Funneling

Filed under bayesian, python.

Bayesian hierarchical (or multilevel) models have two or more layers of random variables. Commonly, variables from one layer are drawn from a parent distribution whose shape depends on the variables from the layer above it. This imposition of structure on the random variables causes partial pooling (or shrinkage), which can lead to hierarchical models having drastically improved out-of-sample predictive accuracy compared to their non-hierarchical counterparts. For a real-world demonstration of this, see Gelman and Stern (2006).
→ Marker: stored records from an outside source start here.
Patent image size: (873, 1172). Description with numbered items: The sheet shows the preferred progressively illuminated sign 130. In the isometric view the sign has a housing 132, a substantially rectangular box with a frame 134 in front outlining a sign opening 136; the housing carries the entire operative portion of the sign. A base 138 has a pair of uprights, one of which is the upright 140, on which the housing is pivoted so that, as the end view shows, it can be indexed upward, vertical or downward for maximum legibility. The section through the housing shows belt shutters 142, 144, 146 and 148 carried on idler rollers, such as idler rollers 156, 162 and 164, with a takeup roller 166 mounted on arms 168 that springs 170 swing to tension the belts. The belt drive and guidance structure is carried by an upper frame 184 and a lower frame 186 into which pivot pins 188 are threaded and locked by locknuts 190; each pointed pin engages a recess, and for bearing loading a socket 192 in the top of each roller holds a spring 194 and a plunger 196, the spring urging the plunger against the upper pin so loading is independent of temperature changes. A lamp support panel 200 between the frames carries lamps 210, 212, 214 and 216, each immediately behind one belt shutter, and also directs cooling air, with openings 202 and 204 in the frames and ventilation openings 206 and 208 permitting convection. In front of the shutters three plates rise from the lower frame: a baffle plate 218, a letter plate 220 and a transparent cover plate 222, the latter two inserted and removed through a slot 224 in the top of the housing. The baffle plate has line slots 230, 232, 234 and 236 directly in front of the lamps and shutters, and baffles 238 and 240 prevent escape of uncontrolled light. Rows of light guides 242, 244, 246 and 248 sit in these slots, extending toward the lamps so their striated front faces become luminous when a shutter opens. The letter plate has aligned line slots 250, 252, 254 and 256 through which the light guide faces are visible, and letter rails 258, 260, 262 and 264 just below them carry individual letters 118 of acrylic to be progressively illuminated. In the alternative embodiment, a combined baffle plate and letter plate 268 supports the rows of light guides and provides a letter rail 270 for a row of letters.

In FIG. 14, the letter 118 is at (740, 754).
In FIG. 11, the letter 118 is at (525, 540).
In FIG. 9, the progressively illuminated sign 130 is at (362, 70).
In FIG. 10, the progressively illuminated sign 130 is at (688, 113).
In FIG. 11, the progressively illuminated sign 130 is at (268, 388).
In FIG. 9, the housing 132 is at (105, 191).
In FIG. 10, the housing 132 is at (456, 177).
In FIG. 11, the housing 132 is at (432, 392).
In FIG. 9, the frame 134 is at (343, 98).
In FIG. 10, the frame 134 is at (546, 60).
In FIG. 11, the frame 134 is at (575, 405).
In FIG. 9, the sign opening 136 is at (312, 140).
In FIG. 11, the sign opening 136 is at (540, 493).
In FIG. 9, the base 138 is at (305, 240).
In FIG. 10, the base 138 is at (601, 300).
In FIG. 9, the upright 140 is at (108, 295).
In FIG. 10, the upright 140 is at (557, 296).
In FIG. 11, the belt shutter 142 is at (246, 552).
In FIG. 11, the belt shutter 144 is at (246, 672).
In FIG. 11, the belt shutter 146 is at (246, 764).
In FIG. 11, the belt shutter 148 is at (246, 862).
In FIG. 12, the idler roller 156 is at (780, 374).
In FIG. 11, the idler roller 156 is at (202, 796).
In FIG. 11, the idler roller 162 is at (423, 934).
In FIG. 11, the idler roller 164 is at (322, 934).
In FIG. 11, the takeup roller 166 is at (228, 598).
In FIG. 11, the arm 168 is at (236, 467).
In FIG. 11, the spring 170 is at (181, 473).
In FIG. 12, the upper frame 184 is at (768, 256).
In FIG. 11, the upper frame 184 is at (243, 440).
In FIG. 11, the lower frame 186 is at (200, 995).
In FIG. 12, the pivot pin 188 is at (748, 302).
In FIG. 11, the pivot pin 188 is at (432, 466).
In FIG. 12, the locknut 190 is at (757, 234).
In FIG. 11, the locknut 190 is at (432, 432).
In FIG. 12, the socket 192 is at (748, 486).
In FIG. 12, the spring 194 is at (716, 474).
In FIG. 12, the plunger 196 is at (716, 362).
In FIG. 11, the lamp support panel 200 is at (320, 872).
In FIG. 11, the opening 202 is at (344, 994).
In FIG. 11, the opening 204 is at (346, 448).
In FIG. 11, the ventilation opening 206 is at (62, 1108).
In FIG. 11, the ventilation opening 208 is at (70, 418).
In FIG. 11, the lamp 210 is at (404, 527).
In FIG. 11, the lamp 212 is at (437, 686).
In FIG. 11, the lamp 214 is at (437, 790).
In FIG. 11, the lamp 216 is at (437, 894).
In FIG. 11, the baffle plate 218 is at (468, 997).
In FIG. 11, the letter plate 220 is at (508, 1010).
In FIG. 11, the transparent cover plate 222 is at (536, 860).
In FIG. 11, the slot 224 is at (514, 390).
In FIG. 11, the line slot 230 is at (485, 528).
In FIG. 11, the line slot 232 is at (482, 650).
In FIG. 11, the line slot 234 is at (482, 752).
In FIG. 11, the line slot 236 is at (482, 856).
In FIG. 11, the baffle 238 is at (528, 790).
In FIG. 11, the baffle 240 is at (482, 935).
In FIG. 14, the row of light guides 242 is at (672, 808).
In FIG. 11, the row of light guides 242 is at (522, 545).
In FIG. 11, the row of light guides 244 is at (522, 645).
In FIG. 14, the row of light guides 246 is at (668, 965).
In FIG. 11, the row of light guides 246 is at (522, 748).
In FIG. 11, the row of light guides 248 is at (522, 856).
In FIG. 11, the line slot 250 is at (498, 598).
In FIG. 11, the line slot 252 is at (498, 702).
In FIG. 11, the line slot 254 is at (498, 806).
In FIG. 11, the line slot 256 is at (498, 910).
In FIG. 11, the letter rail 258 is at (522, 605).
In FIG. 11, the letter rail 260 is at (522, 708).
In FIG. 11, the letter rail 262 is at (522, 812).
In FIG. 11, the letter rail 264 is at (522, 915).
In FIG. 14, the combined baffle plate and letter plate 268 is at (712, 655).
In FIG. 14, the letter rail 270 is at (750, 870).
Unfortunately, it can be difficult to sample the posterior distributions of hierarchical models properly, especially when there are few data, due to a phenomenon sometimes called funneling. In this post, I demonstrate funneling using some simple models and show how it can be remedied via reparameterization.

While the funneling problem and its solution have been written about before, in my opinion, they are not well known enough among Bayesian modelers. For instance, in their introductory textbook on Bayesian modeling for cognitive scientists, Lee and Wagenmakers (2013) present numerous models that will likely suffer from funneling if applied to psychological experiments containing few data.

Neal’s funnel

Neal (2003) provides the classic demonstration of funneling. This paper was written to show the inadequacies of older Markov chain Monte Carlo (MCMC) sampling methods, such as Gibbs sampling (Geman & Geman, 1984). However, as we shall see momentarily, even contemporary MCMC sampling methods struggle to properly sample from Neal’s funnel.

Suppose we have the following ten normally distributed random variables:

\[\begin{equation} v\sim\textrm{Normal}\left(0, 3\right)\\ x_i\sim\textrm{Normal}\left(0,e^v\right)\textrm{ for }i=0\textrm{ to }8 \end{equation}\]

(Actually, we don’t need \(x_1\) to \(x_8\) to demonstrate funneling, but this is what Neal used, so we’ll stick with it.) Let’s simulate some data and visualize this probability distribution using Python. (Thanks to Junpeng Lao for creating the notebook where I got most of this code.)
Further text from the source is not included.